Churches will move to a new emphasis on conversion growth. Churches have been quietly disobedient to the Great Commission for three decades. We are seeing signs of a new wake-up call. Church leaders are becoming increasingly convicted that they must lead their churches to reach those who are not believers in Christ. Church members are reflecting that same conviction and commitment. Most church growth for the past three decades has been transfer growth, Christians moving from one church to another. That dismal reality is about to change.

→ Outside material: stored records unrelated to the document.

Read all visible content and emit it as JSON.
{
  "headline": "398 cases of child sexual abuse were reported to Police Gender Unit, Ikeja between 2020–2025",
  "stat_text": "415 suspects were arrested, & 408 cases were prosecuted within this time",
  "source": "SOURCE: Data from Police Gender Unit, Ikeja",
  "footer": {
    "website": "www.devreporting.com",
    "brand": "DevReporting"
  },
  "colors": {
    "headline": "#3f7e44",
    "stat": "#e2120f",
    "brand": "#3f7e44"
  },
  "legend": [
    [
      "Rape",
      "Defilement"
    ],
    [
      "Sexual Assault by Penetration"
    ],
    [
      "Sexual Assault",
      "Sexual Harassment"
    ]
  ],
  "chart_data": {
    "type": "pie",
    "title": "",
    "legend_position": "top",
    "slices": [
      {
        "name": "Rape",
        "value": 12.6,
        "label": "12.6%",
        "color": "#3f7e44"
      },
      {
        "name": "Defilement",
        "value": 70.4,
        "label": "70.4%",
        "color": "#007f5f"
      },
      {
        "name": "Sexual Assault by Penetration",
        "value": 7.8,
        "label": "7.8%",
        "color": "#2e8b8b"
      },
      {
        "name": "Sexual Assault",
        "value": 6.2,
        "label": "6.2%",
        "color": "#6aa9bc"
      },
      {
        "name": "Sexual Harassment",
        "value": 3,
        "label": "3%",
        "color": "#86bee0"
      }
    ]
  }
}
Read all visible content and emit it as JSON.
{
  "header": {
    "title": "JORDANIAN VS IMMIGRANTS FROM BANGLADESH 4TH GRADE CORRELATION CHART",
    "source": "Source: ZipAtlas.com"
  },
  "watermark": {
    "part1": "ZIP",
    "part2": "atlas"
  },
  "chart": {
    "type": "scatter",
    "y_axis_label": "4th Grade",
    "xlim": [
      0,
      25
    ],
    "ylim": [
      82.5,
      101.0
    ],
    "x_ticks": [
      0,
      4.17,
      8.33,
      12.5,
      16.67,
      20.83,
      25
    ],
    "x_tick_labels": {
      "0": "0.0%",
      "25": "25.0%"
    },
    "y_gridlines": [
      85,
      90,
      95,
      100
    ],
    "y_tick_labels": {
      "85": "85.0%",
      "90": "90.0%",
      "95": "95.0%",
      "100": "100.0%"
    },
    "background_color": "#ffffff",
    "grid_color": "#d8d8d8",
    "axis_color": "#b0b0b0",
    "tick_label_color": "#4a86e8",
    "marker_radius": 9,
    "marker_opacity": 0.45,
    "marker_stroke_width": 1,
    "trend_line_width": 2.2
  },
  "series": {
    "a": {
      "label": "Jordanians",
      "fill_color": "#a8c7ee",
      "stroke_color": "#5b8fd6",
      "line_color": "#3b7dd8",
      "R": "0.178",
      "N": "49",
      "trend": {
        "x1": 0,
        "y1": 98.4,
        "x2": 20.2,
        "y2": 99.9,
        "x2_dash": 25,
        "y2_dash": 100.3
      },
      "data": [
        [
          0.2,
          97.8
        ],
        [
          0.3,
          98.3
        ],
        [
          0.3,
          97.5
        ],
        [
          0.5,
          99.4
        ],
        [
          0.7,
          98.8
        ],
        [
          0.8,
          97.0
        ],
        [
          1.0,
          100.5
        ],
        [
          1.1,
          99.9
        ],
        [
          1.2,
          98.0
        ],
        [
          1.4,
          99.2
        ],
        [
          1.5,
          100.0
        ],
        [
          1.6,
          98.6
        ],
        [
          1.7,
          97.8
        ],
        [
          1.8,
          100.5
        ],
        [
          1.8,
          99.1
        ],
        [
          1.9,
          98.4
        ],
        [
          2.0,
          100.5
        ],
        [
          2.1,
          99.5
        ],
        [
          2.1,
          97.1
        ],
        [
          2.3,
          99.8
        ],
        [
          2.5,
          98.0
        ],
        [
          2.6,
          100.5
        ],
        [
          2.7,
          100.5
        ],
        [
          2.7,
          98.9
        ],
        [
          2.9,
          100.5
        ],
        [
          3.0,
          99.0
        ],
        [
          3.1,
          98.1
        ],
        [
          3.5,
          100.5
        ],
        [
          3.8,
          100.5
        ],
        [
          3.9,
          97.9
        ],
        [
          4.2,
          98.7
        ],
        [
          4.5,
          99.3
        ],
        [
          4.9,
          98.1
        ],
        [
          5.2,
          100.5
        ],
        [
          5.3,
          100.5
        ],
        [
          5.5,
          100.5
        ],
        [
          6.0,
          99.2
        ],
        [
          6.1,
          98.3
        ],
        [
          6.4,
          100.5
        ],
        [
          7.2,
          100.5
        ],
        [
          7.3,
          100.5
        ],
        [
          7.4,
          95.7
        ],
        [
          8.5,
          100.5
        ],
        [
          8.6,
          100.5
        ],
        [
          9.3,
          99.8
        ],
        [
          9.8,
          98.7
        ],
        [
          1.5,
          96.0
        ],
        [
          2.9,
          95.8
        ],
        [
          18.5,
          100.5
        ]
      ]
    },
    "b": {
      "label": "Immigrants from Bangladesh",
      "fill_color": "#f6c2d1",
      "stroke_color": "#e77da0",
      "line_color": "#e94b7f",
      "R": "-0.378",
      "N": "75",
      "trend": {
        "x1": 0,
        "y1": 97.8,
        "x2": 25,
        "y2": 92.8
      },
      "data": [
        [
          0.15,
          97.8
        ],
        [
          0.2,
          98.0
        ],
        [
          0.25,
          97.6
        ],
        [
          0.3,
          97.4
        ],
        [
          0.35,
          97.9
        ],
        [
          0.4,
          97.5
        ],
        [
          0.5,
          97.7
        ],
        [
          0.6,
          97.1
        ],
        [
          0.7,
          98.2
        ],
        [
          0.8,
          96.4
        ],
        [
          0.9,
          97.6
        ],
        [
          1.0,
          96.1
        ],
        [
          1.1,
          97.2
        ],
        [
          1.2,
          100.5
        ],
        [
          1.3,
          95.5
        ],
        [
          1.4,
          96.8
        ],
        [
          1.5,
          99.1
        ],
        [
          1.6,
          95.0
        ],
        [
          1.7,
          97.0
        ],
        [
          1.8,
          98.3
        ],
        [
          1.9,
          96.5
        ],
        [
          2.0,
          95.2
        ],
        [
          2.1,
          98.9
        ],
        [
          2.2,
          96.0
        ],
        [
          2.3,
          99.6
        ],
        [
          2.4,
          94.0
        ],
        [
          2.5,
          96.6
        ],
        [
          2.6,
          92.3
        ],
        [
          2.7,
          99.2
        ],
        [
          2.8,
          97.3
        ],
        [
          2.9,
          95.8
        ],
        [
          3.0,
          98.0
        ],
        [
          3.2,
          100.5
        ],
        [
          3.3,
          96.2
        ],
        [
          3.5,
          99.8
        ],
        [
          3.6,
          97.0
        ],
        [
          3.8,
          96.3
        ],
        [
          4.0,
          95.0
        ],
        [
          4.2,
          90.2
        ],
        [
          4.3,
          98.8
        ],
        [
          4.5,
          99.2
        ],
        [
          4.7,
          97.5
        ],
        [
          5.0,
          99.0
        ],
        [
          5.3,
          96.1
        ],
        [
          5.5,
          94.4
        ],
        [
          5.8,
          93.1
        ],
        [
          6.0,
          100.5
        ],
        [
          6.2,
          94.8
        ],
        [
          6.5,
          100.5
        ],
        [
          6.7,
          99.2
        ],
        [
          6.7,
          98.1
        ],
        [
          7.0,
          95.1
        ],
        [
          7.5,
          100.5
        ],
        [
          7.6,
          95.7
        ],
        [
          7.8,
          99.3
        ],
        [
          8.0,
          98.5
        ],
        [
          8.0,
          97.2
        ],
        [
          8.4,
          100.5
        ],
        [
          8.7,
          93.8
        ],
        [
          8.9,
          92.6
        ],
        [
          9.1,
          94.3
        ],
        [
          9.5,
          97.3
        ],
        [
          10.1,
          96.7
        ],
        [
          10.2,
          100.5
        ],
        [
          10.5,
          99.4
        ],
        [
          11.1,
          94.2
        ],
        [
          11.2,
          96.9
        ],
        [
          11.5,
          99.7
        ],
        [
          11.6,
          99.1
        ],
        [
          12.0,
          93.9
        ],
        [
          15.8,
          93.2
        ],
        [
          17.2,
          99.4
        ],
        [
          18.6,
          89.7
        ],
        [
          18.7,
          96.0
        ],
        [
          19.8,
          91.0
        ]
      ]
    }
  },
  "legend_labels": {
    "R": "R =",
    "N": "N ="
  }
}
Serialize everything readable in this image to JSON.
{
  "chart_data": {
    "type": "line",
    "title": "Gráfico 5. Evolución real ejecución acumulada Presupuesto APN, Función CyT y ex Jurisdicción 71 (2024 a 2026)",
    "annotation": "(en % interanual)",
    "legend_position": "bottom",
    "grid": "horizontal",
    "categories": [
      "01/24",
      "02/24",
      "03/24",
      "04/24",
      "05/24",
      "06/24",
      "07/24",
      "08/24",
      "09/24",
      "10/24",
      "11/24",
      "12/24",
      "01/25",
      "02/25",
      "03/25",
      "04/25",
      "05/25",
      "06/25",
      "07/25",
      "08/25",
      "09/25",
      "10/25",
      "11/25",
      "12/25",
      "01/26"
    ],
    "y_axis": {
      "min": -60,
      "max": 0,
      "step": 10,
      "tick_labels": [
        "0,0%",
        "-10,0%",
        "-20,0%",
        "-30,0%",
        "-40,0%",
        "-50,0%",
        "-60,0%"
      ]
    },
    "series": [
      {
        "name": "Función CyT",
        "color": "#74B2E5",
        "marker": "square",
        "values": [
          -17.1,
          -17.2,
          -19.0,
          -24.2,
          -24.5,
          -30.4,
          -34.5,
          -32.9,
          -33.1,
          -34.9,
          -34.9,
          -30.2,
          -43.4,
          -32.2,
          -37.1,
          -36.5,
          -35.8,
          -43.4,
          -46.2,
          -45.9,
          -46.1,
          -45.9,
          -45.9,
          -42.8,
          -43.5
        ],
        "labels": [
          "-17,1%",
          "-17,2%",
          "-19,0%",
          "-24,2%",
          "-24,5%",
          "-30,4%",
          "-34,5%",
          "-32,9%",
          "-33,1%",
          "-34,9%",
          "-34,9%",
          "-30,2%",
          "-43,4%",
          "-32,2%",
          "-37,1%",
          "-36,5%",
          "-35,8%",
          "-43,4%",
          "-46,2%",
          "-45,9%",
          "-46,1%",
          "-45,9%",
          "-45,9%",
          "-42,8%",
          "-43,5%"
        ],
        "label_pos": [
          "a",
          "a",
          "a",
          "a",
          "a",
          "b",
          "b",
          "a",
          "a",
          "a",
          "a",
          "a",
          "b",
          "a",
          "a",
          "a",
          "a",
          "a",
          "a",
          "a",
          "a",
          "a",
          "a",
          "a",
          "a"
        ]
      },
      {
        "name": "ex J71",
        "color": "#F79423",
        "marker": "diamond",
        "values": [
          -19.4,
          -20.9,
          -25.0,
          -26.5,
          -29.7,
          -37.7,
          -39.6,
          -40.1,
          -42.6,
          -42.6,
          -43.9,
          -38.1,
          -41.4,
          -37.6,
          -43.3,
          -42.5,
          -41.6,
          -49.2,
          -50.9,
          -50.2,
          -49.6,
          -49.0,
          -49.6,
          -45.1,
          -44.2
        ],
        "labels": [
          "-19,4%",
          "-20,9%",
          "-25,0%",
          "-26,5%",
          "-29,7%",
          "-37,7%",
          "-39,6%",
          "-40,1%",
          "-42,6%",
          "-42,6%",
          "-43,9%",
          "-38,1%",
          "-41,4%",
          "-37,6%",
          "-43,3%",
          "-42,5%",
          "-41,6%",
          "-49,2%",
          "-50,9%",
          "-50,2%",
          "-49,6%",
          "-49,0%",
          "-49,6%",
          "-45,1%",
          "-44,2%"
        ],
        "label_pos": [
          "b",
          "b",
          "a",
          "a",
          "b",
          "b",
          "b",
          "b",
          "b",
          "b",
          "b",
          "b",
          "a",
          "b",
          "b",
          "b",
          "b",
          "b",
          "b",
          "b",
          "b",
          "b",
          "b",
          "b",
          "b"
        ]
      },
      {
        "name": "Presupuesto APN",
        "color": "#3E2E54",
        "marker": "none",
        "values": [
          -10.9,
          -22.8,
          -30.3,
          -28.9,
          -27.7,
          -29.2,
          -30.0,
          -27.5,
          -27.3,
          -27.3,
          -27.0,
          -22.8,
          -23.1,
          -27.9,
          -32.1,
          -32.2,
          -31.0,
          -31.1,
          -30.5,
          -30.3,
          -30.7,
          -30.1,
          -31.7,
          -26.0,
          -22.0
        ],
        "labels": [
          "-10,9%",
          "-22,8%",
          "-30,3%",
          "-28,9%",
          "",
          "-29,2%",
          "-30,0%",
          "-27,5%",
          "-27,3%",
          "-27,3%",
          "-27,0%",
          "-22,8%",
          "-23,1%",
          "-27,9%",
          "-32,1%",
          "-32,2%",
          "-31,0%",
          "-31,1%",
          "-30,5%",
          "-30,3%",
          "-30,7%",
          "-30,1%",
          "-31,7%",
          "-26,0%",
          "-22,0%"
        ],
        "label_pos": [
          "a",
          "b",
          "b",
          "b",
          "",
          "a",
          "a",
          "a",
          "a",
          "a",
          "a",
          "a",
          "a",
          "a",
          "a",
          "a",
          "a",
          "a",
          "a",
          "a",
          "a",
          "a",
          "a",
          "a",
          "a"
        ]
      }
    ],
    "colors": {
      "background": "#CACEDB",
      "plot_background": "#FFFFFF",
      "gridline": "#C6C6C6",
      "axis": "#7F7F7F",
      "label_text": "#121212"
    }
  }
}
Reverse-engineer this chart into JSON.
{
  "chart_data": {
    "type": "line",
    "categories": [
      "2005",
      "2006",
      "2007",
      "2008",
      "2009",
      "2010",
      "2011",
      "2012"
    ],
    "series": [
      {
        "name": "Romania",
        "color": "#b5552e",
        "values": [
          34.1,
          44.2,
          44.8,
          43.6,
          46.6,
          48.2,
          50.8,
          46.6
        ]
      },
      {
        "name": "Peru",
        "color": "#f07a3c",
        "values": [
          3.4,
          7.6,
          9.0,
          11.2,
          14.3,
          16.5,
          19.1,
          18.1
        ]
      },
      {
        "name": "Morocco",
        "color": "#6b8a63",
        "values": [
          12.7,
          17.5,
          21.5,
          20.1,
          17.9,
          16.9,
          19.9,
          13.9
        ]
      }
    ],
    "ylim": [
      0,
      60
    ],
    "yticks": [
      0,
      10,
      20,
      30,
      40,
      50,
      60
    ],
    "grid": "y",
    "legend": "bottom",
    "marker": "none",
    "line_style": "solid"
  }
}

Churches will start more churches, many of them as microchurches. Churches are moving from vertical growth (getting as many to attend as possible at one place on Sunday morning) to horizontal growth (growth beyond one site on Sunday morning). A lot of this new growth will include the starting of microchurches, congregations of around 25 to 30 people. As a side note to be unpacked later, these trends will have huge implications for the future of church facilities.
Two movements will grow rapidly: church adoption and church fostering. There will be more unhealthy churches needing help in the next few months. There will be more struggling churches without pastors. Some of these churches will be adopted; they will be assumed into another church family and become a site of the adopting church. Others will be fostered, which means a healthier church will help those struggling churches for a short season. I will address both of these movements next week.
While it has become cliché to say we are living in unprecedented times, we are living in unprecedented times. Those organizations that view this new reality as an opportunity will indeed see limitless possibilities. This perspective is especially true for the organizations we call churches.
It’s a challenging time. It’s an exciting time.
The next twelve months will be incredibly telling for the future of local churches around the world.